After COP24, We Must Display Political Will
By Naina Lal Kidwai
This article was originally published in the Hindustan Times.
Naina Lal Kidwai is Chairman of Altico Capital Ltd. and a member of the Global Commission on the Economy and Climate.
At the COP24 climate talks, countries successfully agreed on the rules that will turn the Paris Agreement on climate change into real action. The decision was a compromise which maintains a delicate balance between views of different countries. But the Paris Agreement rulebook gives governments the clarity they need to move forward on climate action.
Current emissions reduction pledges under the Paris Agreement are not enough to meet its goal of preventing the most dangerous levels of global temperature rise. Additionally, global greenhouse gas emissions are estimated to have grown by 2.7% in 2018 after three years of holding steady. We need to be moving in the opposite direction.
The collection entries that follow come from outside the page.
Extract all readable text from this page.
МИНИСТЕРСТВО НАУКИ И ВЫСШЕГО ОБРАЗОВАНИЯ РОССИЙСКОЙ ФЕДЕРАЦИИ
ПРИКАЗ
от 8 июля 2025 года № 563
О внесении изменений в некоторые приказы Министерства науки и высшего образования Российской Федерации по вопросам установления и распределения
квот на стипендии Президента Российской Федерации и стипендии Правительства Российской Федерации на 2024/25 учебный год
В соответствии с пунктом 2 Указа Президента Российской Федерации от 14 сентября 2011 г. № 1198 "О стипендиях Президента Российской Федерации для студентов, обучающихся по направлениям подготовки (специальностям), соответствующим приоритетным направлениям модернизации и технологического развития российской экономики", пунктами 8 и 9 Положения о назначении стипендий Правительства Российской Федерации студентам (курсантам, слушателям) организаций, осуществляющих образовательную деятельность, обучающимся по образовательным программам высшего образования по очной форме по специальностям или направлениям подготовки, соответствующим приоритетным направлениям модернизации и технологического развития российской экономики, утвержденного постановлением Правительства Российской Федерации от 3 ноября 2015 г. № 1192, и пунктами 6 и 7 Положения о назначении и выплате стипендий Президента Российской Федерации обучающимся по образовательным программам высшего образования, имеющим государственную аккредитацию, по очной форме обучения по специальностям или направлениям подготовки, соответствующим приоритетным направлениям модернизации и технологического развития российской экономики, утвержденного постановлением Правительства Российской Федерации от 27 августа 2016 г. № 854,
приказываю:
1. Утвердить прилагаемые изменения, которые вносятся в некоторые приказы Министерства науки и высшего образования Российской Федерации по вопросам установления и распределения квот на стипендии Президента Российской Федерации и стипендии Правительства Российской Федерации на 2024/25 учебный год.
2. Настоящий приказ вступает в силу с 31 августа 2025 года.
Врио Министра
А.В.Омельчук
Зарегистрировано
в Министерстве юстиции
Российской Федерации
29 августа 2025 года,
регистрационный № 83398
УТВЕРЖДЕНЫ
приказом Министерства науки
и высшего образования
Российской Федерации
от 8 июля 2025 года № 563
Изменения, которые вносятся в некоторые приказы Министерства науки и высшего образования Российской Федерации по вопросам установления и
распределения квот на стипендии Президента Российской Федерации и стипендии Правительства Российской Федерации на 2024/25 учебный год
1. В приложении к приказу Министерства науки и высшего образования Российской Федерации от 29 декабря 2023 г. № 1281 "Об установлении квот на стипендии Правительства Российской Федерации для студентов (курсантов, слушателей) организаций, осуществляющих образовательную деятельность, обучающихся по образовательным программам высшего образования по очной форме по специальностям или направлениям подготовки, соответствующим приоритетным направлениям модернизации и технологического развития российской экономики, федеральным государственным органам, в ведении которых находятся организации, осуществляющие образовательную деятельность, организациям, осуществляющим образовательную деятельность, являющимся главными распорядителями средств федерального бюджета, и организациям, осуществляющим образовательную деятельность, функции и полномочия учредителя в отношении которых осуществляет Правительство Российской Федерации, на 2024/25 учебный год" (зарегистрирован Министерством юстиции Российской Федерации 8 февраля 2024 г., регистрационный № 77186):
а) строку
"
The good news is that The Marshall Islands has already submitted its second, more ambitious, climate commitment. And others, including Costa Rica, Chile, Ukraine, Vietnam, Norway, have indicated that they will re-evaluate their commitments by 2020. I'm very happy to note that India remains on track to overachieve its national climate pledge for 2020, in large part thanks to the ambitious National Electricity Plan released in April 2018. If we go further yet by seizing the opportunities of our growing and cost-competitive solar industry and clean energy, India, too, could be counted as a global climate leader.
Increasing ambition on climate is not only the right thing to do, it's the smart thing to do. Acting decisively to reduce emissions in the most efficient ways could yield US$26 trillion in economic benefits through to 2030, according to the New Climate Economy's 2018 report. New research released during the conference echoes this finding. The World Health Organization found that meeting the goals of the Paris Agreement could save one million lives per year by 2050 due to reduced air pollution, far outweighing the costs of mitigation. The health gains would be particularly high in China and India.
Despite the mounting evidence base, there are still some strong cross-currents coming from a small group of countries. This was made evident at COP24 when the United States, Russia, Saudi Arabia, and Kuwait refused to welcome the findings of the newest report by the Intergovernmental Panel on Climate Change, which paints a sobering picture of the impacts of climate change on development and economic prospects around the world. But for most, this report by the world's leading scientists demonstrated the urgency of stepping up climate action.
Even some of the most intransigent countries are making progress. President Donald Trump may have signaled that he plans to withdraw from the Paris Agreement, but US cities, states, and businesses are still working towards reducing emissions. Coalitions backing the Paris Agreement account for more than half of the US population. Recent research has found that, with additional action by these sub-national players, the US could get within striking distance of its current Paris Agreement commitment.
There were also some very promising developments around climate finance at COP24. The World Bank announced that it will double its investments in climate action to US$200 billion for 2021-2025. Some of that money will be used to help the world's poorest countries adapt to the impacts of climate change. Nine big development banks agreed to align their work to support implementation of the Paris Agreement. And a number of countries came forward with new commitments for climate finance. In the climate finance deliberations where I participated, it was evident that the finance sector has woken up to the realities of climate change. More than 500 companies and organisations with combined market capitalisation of over US$7.9 trillion, are committing to ensuring transparency and disclosure of climate-related financial risks.
The economy of the future should be built on a sustainable foundation. Over 10 million people already have jobs in renewable energy, including almost half a million in India. Solar and wind are becoming economic mainstays. China has more electric vehicles on the roads than any other country and has just introduced new requirements for automakers that will ensure an even higher percentage of low emission car sales in 2019. Other countries should be trying to catch up in this sector.
Next September, the UN Secretary General is holding a Climate Leader's Summit. Now that the Paris rulebook is decided, leaders around the world should already be thinking ahead about how they can step up their country's ambition at that summit to meet this challenge and reap the benefits of a sustainable and vibrant economy. Standing on this side of COP24, the reality is that leaders have the rules, the science, and the incentives. Now they need to find the political will to step up action.